Quésaco : "l'excuseflation" ou le prétexte d'augmenter les prix

  • Bloomberg a trouvé un néologisme pour décrire le choix des industriels d'augmenter les prix en utilisant le prétexte de la situation inflationniste.
    Bloomberg a trouvé un néologisme pour décrire le choix des industriels d'augmenter les prix en utilisant le prétexte de la situation inflationniste. hernan4429 / Getty Images
Publié le
ETX Daily Up

(ETX Daily Up) - Si le contexte économique actuel génère des augmentations de prix, il engendre aussi divers néologismes qui tentent de résumer en un seul mot un phénomène. Aux Etats-Unis, on parle de 'eggflation' pour évoquer la flambée des prix des oeufs et de 'lunchflation' pour les produits cuisinés à l'heure du déjeuner. De l'avis de certains analystes et intellectuels, la guerre en Ukraine a souvent bon dos pour justifier la montée des prix. La conséquence de ce prétexte a désormais un nom : l'excuseflation.

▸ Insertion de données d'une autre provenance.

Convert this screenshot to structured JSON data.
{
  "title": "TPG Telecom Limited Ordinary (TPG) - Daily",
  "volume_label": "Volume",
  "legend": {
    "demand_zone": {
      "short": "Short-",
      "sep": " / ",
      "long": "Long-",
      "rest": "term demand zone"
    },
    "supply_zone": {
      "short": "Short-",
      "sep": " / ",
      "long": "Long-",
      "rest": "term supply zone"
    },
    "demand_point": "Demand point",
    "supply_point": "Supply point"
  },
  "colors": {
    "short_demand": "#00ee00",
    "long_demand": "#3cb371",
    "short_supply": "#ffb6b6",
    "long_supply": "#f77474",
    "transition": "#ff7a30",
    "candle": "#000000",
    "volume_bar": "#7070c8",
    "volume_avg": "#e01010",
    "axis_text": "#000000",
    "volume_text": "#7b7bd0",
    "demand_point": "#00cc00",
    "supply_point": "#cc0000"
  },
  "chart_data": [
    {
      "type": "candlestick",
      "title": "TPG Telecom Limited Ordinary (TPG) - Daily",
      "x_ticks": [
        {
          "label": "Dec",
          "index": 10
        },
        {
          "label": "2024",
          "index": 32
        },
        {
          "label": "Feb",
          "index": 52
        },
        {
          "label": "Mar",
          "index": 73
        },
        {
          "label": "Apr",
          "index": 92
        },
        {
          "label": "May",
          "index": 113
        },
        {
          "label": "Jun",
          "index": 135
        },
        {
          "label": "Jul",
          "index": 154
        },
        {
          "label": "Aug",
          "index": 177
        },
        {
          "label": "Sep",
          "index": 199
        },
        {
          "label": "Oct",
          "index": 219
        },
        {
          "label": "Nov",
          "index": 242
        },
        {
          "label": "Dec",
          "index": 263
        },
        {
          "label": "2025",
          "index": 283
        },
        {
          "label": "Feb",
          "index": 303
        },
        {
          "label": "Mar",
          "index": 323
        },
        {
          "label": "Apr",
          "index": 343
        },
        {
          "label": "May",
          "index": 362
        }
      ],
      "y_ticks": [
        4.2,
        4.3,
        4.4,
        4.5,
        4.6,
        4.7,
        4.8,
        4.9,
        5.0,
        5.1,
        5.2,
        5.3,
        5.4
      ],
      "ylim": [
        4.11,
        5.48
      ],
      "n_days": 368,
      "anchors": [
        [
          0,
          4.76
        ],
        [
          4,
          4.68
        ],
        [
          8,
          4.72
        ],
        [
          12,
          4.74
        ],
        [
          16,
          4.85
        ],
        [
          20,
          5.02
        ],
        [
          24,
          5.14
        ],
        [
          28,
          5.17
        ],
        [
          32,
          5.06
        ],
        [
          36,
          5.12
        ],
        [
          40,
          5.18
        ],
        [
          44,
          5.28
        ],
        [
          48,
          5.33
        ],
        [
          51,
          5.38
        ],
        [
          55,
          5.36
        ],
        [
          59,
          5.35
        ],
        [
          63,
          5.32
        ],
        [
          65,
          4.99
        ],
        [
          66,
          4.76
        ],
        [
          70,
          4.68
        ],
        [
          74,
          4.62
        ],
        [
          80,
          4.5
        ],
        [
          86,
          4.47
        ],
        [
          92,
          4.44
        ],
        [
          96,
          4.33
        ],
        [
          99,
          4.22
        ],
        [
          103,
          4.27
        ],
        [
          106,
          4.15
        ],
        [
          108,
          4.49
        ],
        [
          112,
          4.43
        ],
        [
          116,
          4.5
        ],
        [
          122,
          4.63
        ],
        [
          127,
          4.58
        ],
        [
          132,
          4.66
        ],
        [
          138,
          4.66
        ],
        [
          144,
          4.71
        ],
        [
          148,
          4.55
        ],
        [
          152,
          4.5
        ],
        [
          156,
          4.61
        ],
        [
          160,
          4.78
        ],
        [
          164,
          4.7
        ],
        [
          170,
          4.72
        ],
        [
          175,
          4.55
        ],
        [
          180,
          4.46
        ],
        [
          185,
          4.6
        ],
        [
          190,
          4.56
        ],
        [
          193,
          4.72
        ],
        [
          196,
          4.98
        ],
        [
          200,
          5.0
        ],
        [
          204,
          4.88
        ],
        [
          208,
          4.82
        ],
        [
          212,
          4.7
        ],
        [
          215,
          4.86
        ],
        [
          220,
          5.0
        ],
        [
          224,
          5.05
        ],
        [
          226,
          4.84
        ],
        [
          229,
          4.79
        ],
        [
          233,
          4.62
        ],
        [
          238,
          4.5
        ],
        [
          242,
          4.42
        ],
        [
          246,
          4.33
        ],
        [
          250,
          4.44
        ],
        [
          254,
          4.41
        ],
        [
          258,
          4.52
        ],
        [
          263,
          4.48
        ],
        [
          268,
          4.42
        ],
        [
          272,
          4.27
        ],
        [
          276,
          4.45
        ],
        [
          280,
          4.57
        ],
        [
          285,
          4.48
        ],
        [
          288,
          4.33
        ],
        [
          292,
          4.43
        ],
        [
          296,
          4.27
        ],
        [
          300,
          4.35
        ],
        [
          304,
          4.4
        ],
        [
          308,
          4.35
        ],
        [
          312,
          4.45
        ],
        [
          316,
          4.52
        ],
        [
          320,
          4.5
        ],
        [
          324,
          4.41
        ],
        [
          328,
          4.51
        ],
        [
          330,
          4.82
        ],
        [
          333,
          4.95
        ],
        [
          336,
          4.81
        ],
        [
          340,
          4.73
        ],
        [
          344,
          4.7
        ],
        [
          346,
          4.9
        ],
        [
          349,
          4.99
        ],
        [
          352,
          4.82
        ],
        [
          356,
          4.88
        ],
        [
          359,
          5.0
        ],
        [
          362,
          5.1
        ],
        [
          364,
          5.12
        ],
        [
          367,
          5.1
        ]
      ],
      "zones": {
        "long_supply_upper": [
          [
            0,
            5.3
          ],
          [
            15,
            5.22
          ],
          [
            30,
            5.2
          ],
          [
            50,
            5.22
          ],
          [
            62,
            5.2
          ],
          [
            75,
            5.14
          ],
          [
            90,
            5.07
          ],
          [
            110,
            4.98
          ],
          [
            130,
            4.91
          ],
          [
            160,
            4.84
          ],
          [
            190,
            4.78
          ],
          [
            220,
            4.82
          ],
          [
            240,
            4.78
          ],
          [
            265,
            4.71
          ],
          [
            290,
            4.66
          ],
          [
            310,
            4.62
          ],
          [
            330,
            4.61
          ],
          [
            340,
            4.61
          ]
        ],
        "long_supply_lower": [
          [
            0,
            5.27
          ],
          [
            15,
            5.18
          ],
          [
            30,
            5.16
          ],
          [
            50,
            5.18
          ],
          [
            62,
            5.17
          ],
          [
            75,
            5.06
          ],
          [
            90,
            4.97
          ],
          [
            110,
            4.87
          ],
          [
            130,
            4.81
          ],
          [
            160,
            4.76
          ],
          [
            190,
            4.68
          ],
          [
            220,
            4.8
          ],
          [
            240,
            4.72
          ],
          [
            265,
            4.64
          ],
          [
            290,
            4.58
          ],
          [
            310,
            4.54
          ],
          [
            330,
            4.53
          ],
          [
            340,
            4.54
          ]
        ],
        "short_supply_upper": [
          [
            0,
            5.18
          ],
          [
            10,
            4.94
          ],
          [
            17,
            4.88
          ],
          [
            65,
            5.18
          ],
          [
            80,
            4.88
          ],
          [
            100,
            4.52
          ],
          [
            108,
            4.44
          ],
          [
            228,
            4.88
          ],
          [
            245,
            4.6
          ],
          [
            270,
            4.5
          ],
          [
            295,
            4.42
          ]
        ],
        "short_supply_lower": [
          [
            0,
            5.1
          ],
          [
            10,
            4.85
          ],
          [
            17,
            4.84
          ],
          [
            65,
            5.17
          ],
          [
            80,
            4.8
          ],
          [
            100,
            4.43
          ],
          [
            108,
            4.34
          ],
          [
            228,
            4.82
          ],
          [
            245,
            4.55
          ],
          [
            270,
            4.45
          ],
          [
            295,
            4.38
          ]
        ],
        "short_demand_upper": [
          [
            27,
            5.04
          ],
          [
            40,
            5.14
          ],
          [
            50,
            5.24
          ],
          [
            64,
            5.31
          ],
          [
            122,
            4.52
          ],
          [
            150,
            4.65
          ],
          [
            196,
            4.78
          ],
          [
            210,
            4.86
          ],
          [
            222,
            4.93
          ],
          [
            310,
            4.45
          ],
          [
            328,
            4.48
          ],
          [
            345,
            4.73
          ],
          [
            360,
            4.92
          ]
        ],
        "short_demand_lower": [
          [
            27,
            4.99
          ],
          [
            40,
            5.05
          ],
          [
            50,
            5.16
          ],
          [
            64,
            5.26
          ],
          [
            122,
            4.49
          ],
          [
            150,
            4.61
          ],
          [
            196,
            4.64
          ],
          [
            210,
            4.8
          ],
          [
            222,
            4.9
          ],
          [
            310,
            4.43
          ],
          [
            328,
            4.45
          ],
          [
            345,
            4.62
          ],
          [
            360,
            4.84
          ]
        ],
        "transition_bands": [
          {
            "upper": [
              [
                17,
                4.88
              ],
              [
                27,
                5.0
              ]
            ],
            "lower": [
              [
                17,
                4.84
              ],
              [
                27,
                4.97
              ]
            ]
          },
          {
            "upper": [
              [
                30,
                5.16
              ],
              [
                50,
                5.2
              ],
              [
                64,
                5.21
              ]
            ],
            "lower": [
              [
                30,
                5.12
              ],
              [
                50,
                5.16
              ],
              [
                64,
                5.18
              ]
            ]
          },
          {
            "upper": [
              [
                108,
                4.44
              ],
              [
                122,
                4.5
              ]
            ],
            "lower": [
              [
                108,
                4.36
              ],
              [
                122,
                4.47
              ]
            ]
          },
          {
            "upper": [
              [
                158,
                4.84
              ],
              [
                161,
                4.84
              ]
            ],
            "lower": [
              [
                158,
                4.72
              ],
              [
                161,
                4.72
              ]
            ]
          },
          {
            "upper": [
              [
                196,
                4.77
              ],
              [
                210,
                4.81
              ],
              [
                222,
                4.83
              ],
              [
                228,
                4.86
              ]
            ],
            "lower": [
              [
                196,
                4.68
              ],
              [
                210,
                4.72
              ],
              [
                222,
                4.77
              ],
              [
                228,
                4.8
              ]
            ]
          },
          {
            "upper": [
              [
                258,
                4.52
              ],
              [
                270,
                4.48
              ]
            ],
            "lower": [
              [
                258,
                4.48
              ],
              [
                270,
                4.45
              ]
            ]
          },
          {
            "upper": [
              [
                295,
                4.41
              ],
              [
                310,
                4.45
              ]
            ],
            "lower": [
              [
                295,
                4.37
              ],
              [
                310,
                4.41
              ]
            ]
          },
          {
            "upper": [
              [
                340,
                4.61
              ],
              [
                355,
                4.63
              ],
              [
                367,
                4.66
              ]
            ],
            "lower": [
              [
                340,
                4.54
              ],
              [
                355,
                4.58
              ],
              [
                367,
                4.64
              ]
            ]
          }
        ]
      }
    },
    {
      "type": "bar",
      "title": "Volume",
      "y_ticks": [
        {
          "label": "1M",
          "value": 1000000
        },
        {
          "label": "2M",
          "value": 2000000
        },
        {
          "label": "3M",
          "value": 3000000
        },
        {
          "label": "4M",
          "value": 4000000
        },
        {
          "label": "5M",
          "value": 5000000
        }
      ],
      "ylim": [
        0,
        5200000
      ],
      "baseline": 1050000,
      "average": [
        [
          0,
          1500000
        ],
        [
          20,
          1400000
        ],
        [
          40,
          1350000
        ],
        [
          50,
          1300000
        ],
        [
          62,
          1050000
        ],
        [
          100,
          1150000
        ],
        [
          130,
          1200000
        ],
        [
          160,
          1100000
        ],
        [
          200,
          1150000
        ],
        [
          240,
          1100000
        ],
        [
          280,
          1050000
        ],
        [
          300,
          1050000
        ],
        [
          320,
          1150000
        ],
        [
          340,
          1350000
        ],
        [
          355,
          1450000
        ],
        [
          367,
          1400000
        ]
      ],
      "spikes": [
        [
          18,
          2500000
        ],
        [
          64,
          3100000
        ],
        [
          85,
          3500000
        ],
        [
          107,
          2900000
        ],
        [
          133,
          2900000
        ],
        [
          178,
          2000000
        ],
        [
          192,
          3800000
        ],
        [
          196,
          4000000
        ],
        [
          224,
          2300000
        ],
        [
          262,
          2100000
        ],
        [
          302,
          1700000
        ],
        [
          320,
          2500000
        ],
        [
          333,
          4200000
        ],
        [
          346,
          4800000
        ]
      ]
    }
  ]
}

La flambée des prix à la consommation n'a échappé à personne. En France, ils ont augmenté de 5,9% en avril par rapport à l'année dernière, et même de 15% dans l'alimentation. Alors que les foyers aux revenus modestes ont adopté des stratégies pour joindre les deux bouts, comme sauter un repas ou réduire les portions dans l'assiette, les paniers anti-inflations mis en place par la grande distribution sont aussi censés aider les familles à remplir le caddie à moindre coût. Mais c'était sans compter sur l'UFC-Que Choisir et sa dernière analyse publiée en début de semaine qui a repéré une augmentation des prix sur des produits censés rester bloqués : +1,5% en moyenne chez Intermarché, +1,4% chez Casino et +1% chez Super U. Alors que ces résultats suscitent la controverse, tant du côté de Bercy qui conteste la méthodologie que de celui des distributeurs pointés du doigt (comme Super U expliquant "nous menons une opération à prix coûtant, ce qui signifie que nous ne prenons pas de marge, ce 17 mai par le ministère de l'Economie pour négocier et obtenir des prix à la baisse en rayons. De leurs côtés, les producteurs de tomates ont dénoncé les marges abusives de la grande distribution au mois d'avril dernier. Légumes de France avançait un taux de marge à 84% pour les tomates en grappes françaises à fin mars, selon la base de données de FranceAgriMer.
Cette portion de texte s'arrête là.